ÉDITORIAL 14 – Propulsion électrique et aviation de montagne


Le samedi 24 juillet 2021, l’auditorium de Méribel-Centre (73/Savoie) organisait une conférence gratuite sur ‘Les nouvelles énergies de propulsion aéronautique’, un sujet d’actualité pour qui s’intéresse à la fois à la protection de l’environnement et la poursuite des activités aériennes. Une occasion pour Pilote de montagne (PDM) de réfléchir aux évolutions en cours et de faire part de ses commentaires…

Bien qu’organisée un samedi soir, jour de chassé-croisé estival, cette conférence s’est déroulée dans un auditorium accueillant une bonne quarantaine de personnes, des séniors pour la plupart, dont un public apparemment bien informé des questions aéronautiques au regard des questions d’ordre technique posées à la cantonade.

La première partie de la soirée était consacrée aux avancées proposées par la société américaine Universal Hydrogen. Principalement adaptée aux avions gros porteurs, longs et moyens courriers, cette propulsion semble certes prometteuse, mais se heurte à la nécessité de comprimer fortement l’hydrogène pour designer des aéronefs d’un volume raisonnable. Comme il fallait s’y attendre, cet exposé n’a rencontré qu’un succès d’estime devant un public aussi averti.

Le deuxième exposé présentait une forme de propulsion semblant plus raisonnable pour le genre d’aviation qui nous intéresse : l’électricité. Implantée sur l’ancienne base aérienne de Toulouse-Francazal, la société AURA AERO y dispose de bureaux, d’ateliers et d’un hangar très spacieux, sans oublier un accès direct à la piste, conditions essentielles pour un développement rapide et harmonieux de ses activités.

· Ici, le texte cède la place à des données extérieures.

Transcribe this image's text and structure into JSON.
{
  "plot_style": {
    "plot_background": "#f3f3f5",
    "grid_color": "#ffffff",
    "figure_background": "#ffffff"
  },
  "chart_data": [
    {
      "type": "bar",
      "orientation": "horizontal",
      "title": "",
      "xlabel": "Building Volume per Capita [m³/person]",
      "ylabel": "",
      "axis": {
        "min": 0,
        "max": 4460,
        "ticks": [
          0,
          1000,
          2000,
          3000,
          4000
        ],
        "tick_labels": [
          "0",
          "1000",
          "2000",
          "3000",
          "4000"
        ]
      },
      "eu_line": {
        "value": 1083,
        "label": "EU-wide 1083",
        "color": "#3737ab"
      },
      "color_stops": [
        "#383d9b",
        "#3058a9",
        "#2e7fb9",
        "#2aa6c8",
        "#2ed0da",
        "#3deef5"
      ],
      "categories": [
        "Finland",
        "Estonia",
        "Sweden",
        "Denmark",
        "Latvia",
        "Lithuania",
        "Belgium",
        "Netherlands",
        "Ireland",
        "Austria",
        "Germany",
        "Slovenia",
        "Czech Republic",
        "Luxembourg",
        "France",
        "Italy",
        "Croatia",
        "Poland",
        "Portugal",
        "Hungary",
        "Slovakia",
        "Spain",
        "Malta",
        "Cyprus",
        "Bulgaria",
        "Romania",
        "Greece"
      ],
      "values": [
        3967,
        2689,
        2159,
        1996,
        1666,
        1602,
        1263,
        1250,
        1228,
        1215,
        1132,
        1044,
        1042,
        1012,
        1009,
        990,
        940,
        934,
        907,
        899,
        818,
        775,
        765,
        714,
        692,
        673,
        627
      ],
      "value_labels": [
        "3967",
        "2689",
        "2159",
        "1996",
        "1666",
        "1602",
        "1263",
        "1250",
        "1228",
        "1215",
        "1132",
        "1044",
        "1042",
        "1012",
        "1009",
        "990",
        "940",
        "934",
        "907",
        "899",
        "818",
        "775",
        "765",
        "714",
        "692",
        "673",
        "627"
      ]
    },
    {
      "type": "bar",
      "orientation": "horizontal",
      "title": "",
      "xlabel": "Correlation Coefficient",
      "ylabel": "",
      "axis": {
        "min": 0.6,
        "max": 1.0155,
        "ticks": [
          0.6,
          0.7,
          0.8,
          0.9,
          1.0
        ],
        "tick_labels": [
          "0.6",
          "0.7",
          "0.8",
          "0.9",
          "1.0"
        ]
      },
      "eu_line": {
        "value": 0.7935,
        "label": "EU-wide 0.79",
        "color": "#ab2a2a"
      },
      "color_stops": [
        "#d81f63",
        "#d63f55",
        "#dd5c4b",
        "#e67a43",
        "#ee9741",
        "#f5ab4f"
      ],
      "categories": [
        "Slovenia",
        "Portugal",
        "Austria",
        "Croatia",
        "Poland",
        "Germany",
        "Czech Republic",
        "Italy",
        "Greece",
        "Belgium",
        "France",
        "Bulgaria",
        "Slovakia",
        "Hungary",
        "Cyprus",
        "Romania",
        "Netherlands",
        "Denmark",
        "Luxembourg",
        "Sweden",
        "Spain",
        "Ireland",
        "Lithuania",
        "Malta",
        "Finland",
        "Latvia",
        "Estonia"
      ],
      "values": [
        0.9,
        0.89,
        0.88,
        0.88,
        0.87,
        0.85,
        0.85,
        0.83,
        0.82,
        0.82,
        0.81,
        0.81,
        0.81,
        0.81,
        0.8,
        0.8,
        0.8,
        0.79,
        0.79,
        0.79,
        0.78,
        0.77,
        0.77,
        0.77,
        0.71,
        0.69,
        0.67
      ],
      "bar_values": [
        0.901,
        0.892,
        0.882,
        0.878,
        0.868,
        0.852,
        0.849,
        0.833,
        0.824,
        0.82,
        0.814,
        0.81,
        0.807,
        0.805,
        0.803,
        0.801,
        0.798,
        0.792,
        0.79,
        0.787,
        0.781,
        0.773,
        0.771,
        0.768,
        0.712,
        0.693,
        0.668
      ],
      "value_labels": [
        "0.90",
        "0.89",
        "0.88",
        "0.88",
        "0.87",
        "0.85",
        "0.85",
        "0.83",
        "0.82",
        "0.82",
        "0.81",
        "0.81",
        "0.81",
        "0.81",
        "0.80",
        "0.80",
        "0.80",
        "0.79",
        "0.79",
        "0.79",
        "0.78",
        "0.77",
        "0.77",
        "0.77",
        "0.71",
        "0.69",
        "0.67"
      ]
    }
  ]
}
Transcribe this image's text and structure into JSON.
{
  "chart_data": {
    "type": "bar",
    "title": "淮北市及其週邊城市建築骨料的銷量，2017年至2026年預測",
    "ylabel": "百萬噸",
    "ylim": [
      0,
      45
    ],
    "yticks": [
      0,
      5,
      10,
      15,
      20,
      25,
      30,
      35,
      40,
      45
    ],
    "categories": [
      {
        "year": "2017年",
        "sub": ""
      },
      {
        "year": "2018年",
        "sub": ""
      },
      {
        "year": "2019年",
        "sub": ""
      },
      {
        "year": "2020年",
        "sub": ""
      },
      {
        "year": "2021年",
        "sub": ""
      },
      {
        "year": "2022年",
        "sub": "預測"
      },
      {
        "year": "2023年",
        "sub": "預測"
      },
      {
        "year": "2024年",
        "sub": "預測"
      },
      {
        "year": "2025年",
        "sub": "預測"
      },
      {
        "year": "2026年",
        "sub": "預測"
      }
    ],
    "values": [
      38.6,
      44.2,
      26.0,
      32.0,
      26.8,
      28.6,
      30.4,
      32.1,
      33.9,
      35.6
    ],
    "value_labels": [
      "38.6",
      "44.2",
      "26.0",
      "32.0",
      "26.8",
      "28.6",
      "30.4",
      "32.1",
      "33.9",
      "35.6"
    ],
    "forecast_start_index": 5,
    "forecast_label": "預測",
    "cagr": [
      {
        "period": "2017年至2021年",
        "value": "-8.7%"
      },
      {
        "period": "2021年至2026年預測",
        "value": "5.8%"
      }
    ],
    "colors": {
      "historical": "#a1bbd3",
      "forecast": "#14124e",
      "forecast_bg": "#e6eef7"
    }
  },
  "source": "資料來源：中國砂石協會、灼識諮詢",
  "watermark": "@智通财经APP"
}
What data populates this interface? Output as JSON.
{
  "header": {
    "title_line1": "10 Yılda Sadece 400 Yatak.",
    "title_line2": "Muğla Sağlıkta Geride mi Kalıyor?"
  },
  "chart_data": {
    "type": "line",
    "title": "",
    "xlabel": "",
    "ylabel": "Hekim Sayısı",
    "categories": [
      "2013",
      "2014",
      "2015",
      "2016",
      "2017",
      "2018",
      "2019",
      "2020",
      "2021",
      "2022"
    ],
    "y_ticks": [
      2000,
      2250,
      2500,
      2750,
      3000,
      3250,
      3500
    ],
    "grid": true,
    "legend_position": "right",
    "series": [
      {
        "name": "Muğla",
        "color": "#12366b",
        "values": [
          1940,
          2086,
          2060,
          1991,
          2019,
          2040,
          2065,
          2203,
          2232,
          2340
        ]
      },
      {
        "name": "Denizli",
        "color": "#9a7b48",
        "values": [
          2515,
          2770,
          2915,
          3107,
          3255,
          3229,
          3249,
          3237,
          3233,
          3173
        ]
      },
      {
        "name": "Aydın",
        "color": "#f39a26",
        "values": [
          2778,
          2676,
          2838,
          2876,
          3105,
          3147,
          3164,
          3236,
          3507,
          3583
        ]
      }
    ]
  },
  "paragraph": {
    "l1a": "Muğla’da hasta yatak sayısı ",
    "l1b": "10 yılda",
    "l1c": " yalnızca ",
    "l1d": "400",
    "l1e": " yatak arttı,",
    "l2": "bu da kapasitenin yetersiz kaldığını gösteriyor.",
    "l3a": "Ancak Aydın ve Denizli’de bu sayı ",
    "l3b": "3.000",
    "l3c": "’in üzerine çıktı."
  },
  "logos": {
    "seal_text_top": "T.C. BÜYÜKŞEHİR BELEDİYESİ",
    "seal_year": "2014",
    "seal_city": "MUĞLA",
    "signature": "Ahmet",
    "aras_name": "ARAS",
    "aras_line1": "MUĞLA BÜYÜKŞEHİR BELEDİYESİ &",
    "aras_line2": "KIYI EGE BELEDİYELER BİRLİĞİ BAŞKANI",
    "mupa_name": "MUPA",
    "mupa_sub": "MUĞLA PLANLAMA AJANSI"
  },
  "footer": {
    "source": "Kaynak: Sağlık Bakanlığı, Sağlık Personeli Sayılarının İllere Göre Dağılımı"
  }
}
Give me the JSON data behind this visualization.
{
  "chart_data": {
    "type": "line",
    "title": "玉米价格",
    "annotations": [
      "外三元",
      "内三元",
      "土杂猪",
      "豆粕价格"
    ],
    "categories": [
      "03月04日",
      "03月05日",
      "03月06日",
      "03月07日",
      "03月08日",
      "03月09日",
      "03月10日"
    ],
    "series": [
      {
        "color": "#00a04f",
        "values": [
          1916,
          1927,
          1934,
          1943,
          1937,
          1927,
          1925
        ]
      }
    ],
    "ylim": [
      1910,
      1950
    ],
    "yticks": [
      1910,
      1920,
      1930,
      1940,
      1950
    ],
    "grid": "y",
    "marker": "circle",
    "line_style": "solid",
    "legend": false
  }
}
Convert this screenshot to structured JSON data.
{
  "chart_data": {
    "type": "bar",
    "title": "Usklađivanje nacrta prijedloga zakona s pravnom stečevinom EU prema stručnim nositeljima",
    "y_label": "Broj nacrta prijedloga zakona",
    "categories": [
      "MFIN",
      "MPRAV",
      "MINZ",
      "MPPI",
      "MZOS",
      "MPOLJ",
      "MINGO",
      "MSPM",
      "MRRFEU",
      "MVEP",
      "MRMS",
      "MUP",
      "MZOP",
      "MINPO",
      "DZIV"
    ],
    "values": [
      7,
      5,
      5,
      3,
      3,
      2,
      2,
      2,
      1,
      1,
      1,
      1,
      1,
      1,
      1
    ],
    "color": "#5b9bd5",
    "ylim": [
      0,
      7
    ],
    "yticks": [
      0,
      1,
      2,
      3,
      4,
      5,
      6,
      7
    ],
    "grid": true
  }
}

Pour l’heure, AURA AERO a déjà lancé un petit avion à train classique possédant des capacités de voltige appelé integral R. Pour sa part, l’integral S, un avion à train tricycle, sera certifié en 2022 et conviendra parfaitement aux aéroclubs. En outre, la famille des integral d’AURA AERO s’enrichira prochainement d’un avion à propulsion électrique, l’intégral E, qui devrait effectuer son premier vol en 2022 pour être certifié l’année suivante. Ainsi, le marché français des avions de tourisme et de formation pourrait très prochainement disposer d’un avion électrique produit en France… et susceptible, aussi, d’intéresser les armées françaises comme des armées étrangères.

Du fait de son poids réduit et de ses performances intrinsèques, l’intégral E pourrait également concerner les pilotes et les aéroclubs de montagne, un milieu qu’il est nécessaire, plus que tout autre, de préserver de toutes formes de pollutions et d’agressions, sonores en particulier En outre, la propulsion électrique permettra de s’affranchir des problèmes de fonctionnement du moteur en altitude et par grand froid : finis les moteurs qui s’essoufflent et s’étouffent par manque d’air et finis, aussi, les givrages de carburateur…

Cependant, AURA AERO ne compte pas s’arrêter en si bon chemin et vise déjà le marché du transport court et moyen-courrier en développant un Electric Regional Aircraft (ERA). D’une capacité de 19 places, prévu pour peser 8,6 tonnes et pour voler au niveau 250, ERA devrait être équipé de batteries dites « structurelles », c’est-à-dire intégrées dans le fuselage proprement dit, ainsi que de six hélices pour créer un effet de sustentation par soufflage des ailes. Débutant les essais en vol en 2024, cet appareil devrait entrer en service en 2026.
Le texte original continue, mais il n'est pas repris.